Review by Sarah Rosenkrantz

Gabi A Girl In Pieces by Isabel Quintero

GabiGabi A Girl in Pieces by Isabel Quintero

Gabi is a good girl who is questioning the hypocrisy of just what exactly it means to be “good.” In Gabi’s mother’s and Tia’s world her brother can do no wrong (even when he is obviously doing wrong), girls who get pregnant are sluts and always to blame, and being fat makes you destined to be single forever. Except that Gabi knows that none of this is true. She sees right through all the double standards and BS thrown her way. Gabi is smart and articulate, she is a writer and a poet, and she isn’t going to let her dreams die, like going to UC Berkeley, just because her family judges her harshly for her choices.
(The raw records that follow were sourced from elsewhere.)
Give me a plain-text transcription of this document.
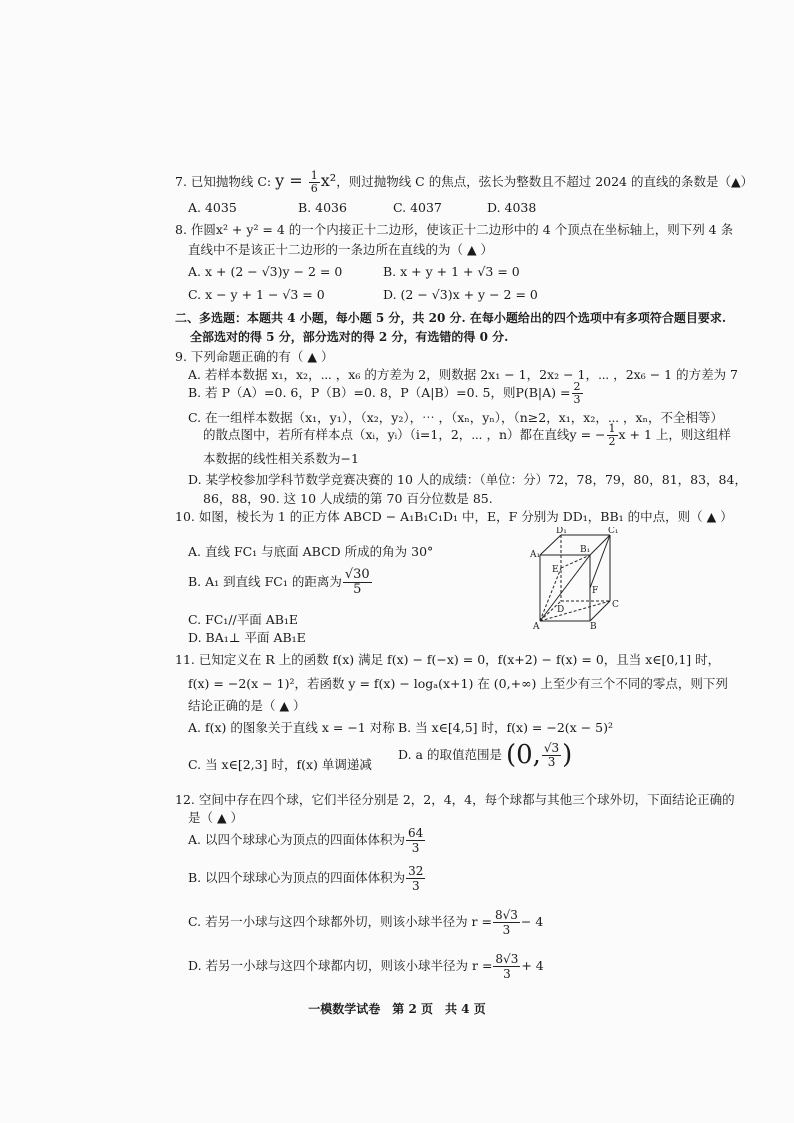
7. 已知抛物线 C: $y = \frac{1}{6} x^2$，则过抛物线 C 的焦点，弦长为整数且不超过 2024 的直线的条数是（▲）
A. 4035	B. 4036	C. 4037	D. 4038
8. 作圆x² + y² = 4 的一个内接正十二边形，使该正十二边形中的 4 个顶点在坐标轴上，则下列 4 条
直线中不是该正十二边形的一条边所在直线的为（ ▲ ）
A. x + (2 − √3)y − 2 = 0	B. x + y + 1 + √3 = 0
C. x − y + 1 − √3 = 0	D. (2 − √3)x + y − 2 = 0
二、多选题：本题共 4 小题，每小题 5 分，共 20 分. 在每小题给出的四个选项中有多项符合题目要求.
全部选对的得 5 分，部分选对的得 2 分，有选错的得 0 分.
9. 下列命题正确的有（ ▲ ）
A. 若样本数据 x₁，x₂，⋯ ，x₆ 的方差为 2，则数据 2x₁ − 1，2x₂ − 1，⋯ ，2x₆ − 1 的方差为 7
B. 若 P（A）=0. 6，P（B）=0. 8，P（A|B）=0. 5，则$P(B|A) = \frac{2}{3}$
C. 在一组样本数据（x₁，y₁），（x₂，y₂），⋯ ，（xₙ，yₙ），（n≥2，x₁，x₂，⋯ ，xₙ，不全相等）
的散点图中，若所有样本点（xᵢ，yᵢ）（i=1，2，⋯ ，n）都在直线y = − $\frac{1}{2}$ x + 1 上，则这组样
本数据的线性相关系数为−1
D. 某学校参加学科节数学竞赛决赛的 10 人的成绩：（单位：分）72，78，79，80，81，83，84，
86，88，90. 这 10 人成绩的第 70 百分位数是 85.
10. 如图，棱长为 1 的正方体 ABCD − A₁B₁C₁D₁ 中，E，F 分别为 DD₁，BB₁ 的中点，则（ ▲ ）
A. 直线 FC₁ 与底面 ABCD 所成的角为 30°
B. A₁ 到直线 FC₁ 的距离为 $\frac{√30}{5}$
C. FC₁//平面 AB₁E
D. BA₁⊥ 平面 AB₁E
D₁	C₁
A₁	B₁
E
F
D	C
A	B
11. 已知定义在 R 上的函数 f(x) 满足 f(x) − f(−x) = 0，f(x+2) − f(x) = 0，且当 x∈[0,1] 时，
f(x) = −2(x − 1)²，若函数 y = f(x) − logₐ(x+1) 在 (0,+∞) 上至少有三个不同的零点，则下列
结论正确的是（ ▲ ）
A. f(x) 的图象关于直线 x = −1 对称 B. 当 x∈[4,5] 时，f(x) = −2(x − 5)²
C. 当 x∈[2,3] 时，f(x) 单调递减
D. a 的取值范围是 (0, $\frac{√3}{3}$ )
12. 空间中存在四个球，它们半径分别是 2，2，4，4，每个球都与其他三个球外切，下面结论正确的
是（ ▲ ）
A. 以四个球球心为顶点的四面体体积为 $\frac{64}{3}$
B. 以四个球球心为顶点的四面体体积为 $\frac{32}{3}$
C. 若另一小球与这四个球都外切，则该小球半径为 $r = \frac{8√3}{3} - 4$
D. 若另一小球与这四个球都内切，则该小球半径为 $r = \frac{8√3}{3} + 4$
一模数学试卷　第 2 页　共 4 页
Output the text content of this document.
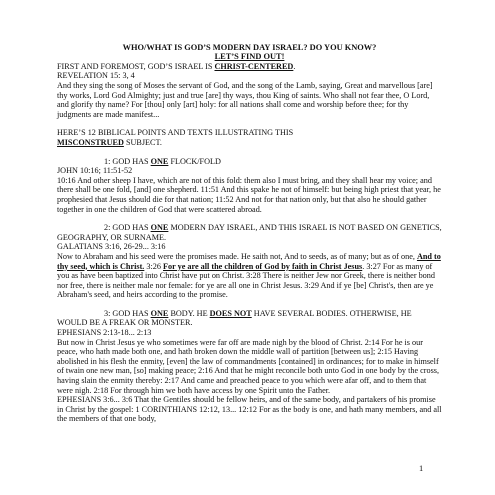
WHO/WHAT IS GOD’S MODERN DAY ISRAEL? DO YOU KNOW?

LET’S FIND OUT!

FIRST AND FOREMOST, GOD’S ISRAEL IS CHRIST-CENTERED.

REVELATION 15: 3, 4

And they sing the song of Moses the servant of God, and the song of the Lamb, saying, Great and marvellous [are] thy works, Lord God Almighty; just and true [are] thy ways, thou King of saints. Who shall not fear thee, O Lord, and glorify thy name? For [thou] only [art] holy: for all nations shall come and worship before thee; for thy judgments are made manifest...

HERE’S 12 BIBLICAL POINTS AND TEXTS ILLUSTRATING THIS

MISCONSTRUED SUBJECT.

1: GOD HAS ONE FLOCK/FOLD

JOHN 10:16; 11:51-52

10:16 And other sheep I have, which are not of this fold: them also I must bring, and they shall hear my voice; and there shall be one fold, [and] one shepherd. 11:51 And this spake he not of himself: but being high priest that year, he prophesied that Jesus should die for that nation; 11:52 And not for that nation only, but that also he should gather together in one the children of God that were scattered abroad.

2: GOD HAS ONE MODERN DAY ISRAEL, AND THIS ISRAEL IS NOT BASED ON GENETICS, GEOGRAPHY, OR SURNAME.

GALATIANS 3:16, 26-29... 3:16

Now to Abraham and his seed were the promises made. He saith not, And to seeds, as of many; but as of one, And to thy seed, which is Christ. 3:26 For ye are all the children of God by faith in Christ Jesus. 3:27 For as many of you as have been baptized into Christ have put on Christ. 3:28 There is neither Jew nor Greek, there is neither bond nor free, there is neither male nor female: for ye are all one in Christ Jesus. 3:29 And if ye [be] Christ's, then are ye Abraham's seed, and heirs according to the promise.

3: GOD HAS ONE BODY. HE DOES NOT HAVE SEVERAL BODIES. OTHERWISE, HE WOULD BE A FREAK OR MONSTER.

EPHESIANS 2:13-18... 2:13

But now in Christ Jesus ye who sometimes were far off are made nigh by the blood of Christ. 2:14 For he is our peace, who hath made both one, and hath broken down the middle wall of partition [between us]; 2:15 Having abolished in his flesh the enmity, [even] the law of commandments [contained] in ordinances; for to make in himself of twain one new man, [so] making peace; 2:16 And that he might reconcile both unto God in one body by the cross, having slain the enmity thereby: 2:17 And came and preached peace to you which were afar off, and to them that were nigh. 2:18 For through him we both have access by one Spirit unto the Father.

EPHESIANS 3:6... 3:6 That the Gentiles should be fellow heirs, and of the same body, and partakers of his promise in Christ by the gospel: 1 CORINTHIANS 12:12, 13... 12:12 For as the body is one, and hath many members, and all the members of that one body,

1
Written in the form of journal entries, this book is entertaining and heartfelt. It reads like a true-to-life high school experience. Gabi is from Southern California and shares a Latina perspective on growing up and coming of age. There is poetry and letters mixed in, all told in an authentic voice of a girl who is confident and insecure all at the same time.
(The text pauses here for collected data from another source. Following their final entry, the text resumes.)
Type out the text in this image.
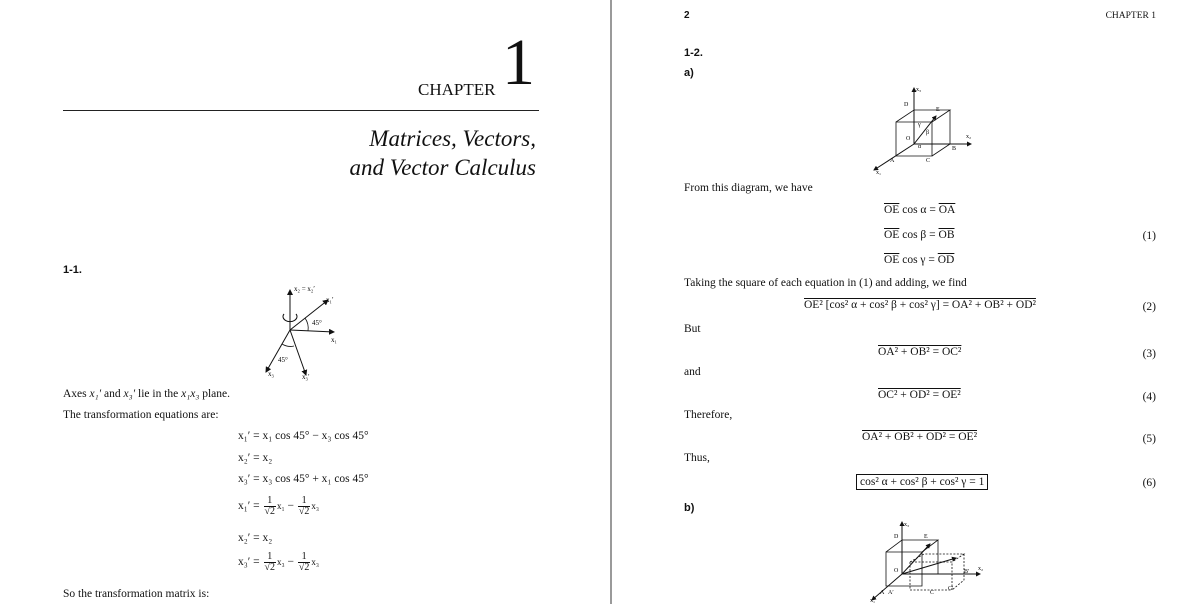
CHAPTER 1
Matrices, Vectors,
and Vector Calculus
1-1.
x₂ = x₂′
x₁′
x₁
45°
45°
x₃	x₃′
Axes x₁′ and x₃′ lie in the x₁x₃ plane.
The transformation equations are:
x₁′ = x₁ cos 45° − x₃ cos 45°
x₂′ = x₂
x₃′ = x₃ cos 45° + x₁ cos 45°
$x_1' = \frac{1}{√2} x_1 - \frac{1}{√2} x_3$
x₂′ = x₂
$x_3' = \frac{1}{√2} x_3 - \frac{1}{√2} x_3$
So the transformation matrix is:
2	CHAPTER 1
1-2.
a)
x₃
D
E
γ
β
O
α
x₂
B
A	C
x₁
From this diagram, we have
$\overline{OE}$ $\cos \alpha = \overline{OA}$
$\overline{OE}$ $\cos \beta = \overline{OB}$
$\overline{OE}$ $\cos \gamma = \overline{OD}$
(1)
Taking the square of each equation in (1) and adding, we find
OE² [cos² α + cos² β + cos² γ] = OA² + OB² + OD²	(2)
But
OA² + OB² = OC²	(3)
and
OC² + OD² = OE²	(4)
Therefore,
OA² + OB² + OD² = OE²	(5)
Thus,
cos² α + cos² β + cos² γ = 1	(6)
b)
x₃
D	E
O	B′ x₂
A A′	C
C′
x₁
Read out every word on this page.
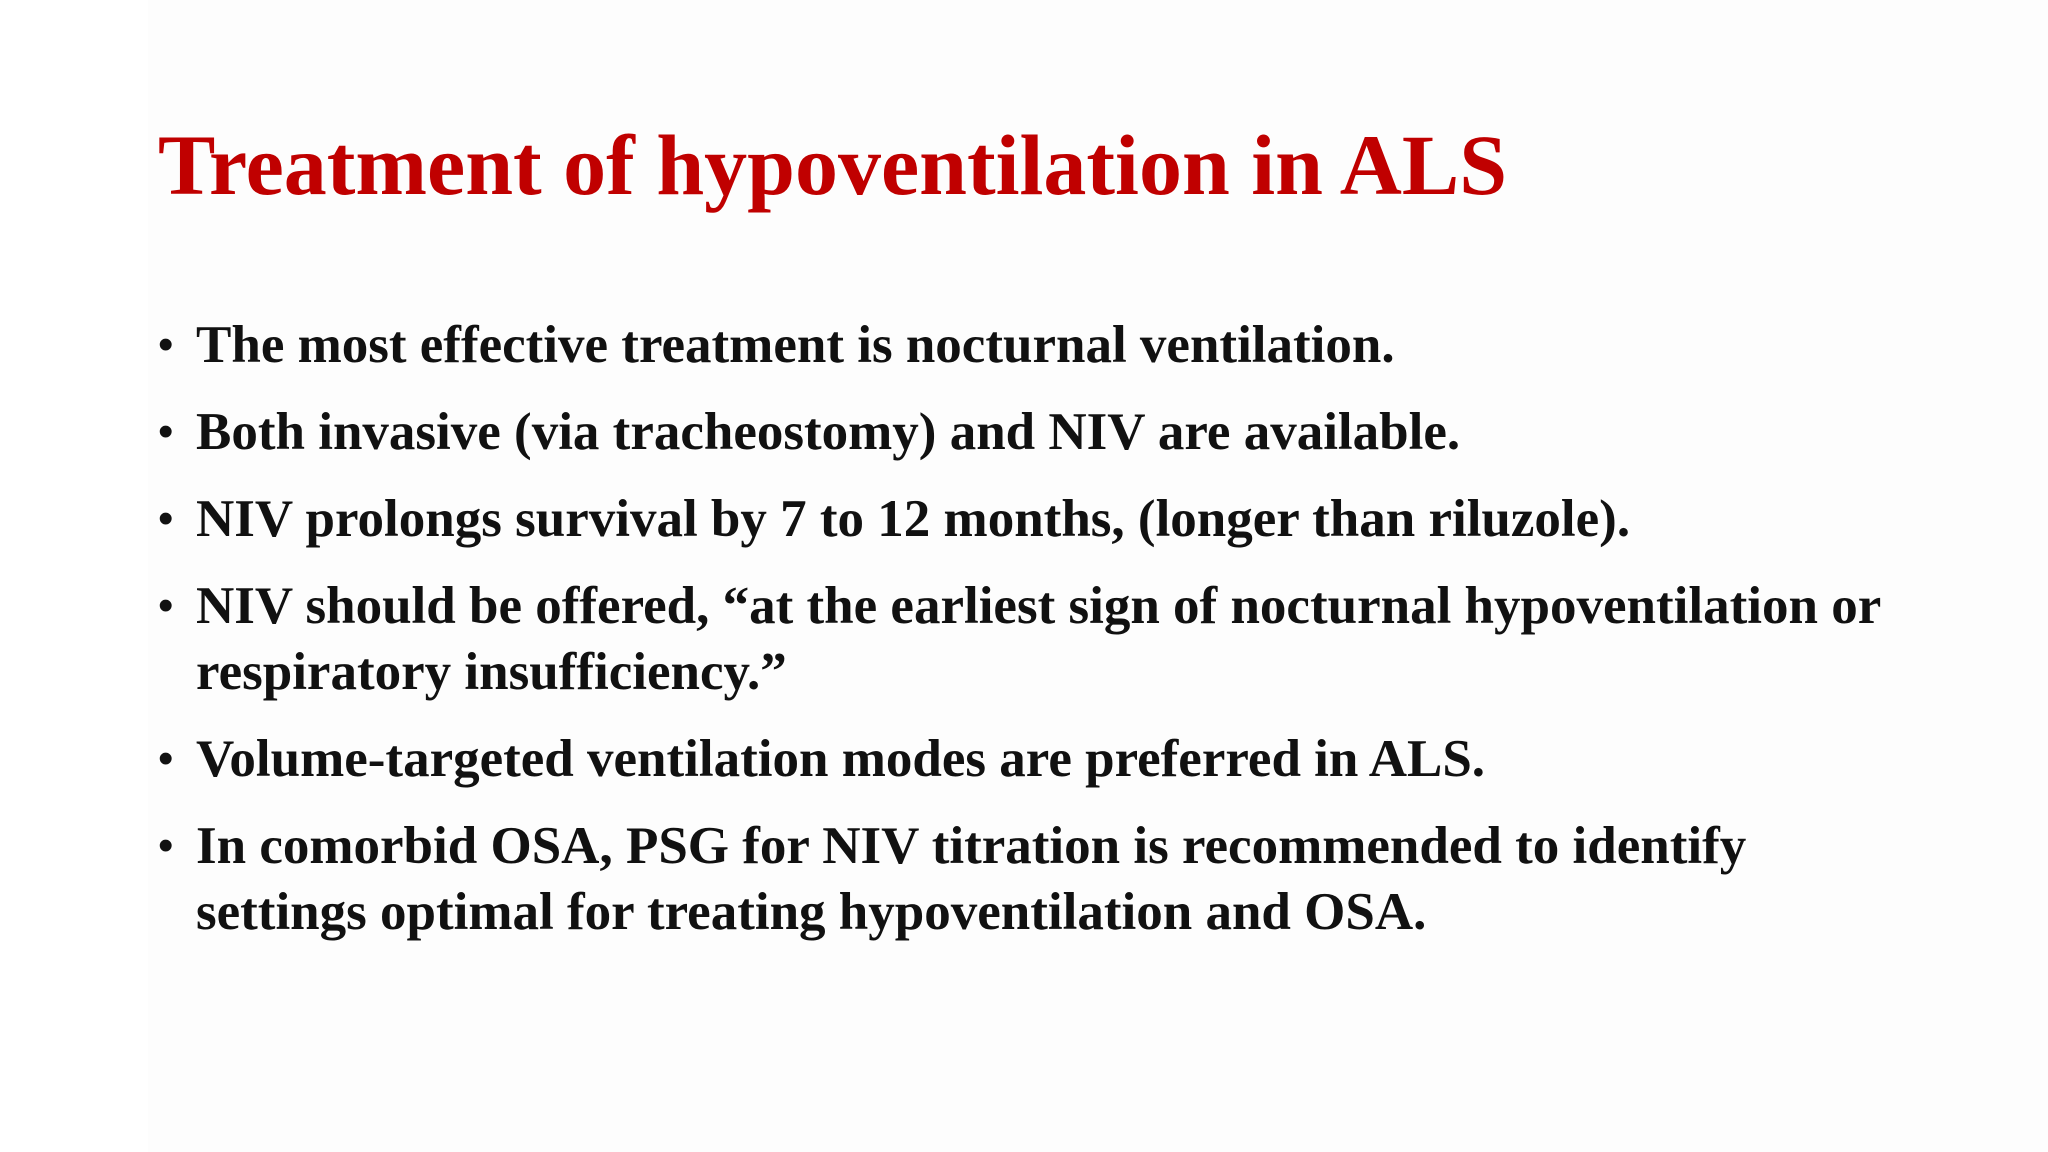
Treatment of hypoventilation in ALS
• The most effective treatment is nocturnal ventilation.
• Both invasive (via tracheostomy) and NIV are available.
• NIV prolongs survival by 7 to 12 months, (longer than riluzole).
• NIV should be offered, “at the earliest sign of nocturnal hypoventilation or respiratory insufficiency.”
• Volume-targeted ventilation modes are preferred in ALS.
• In comorbid OSA, PSG for NIV titration is recommended to identify settings optimal for treating hypoventilation and OSA.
Review by Sarah Rosenkrantz

Equal of the Sun by Anita Amirrezvani


Equal of the Sun by Anita Amirrezvani

This unusual historical fiction story takes place in Iran (Persia, then) in the 1500’s.  When the Shah dies without leaving a specific heir, chaos breaks out and his favored daughter, Princess Pari, tries to wrest control of the country.  She had been taught to rule at her father’s side, but knew she would always have to do it behind the scenes, through a male “puppet” shah.  This book is the story of her trying to gain control in a royal court full of intrigue, manipulations and even murders.  Her only true ally is Javaher, a eunuch who is wise to the ways of the court, but also has his own secret agenda

I found the book to be completely exciting, and loved seeing a woman trying to take control when her whole world was against powerful women.  If you’re a fan of historical fiction, you will especially appreciate that this title is not set in the usual European or early American time periods.  I would highly recommend it to fans of historical fiction and readers who enjoy stories about the Middle East.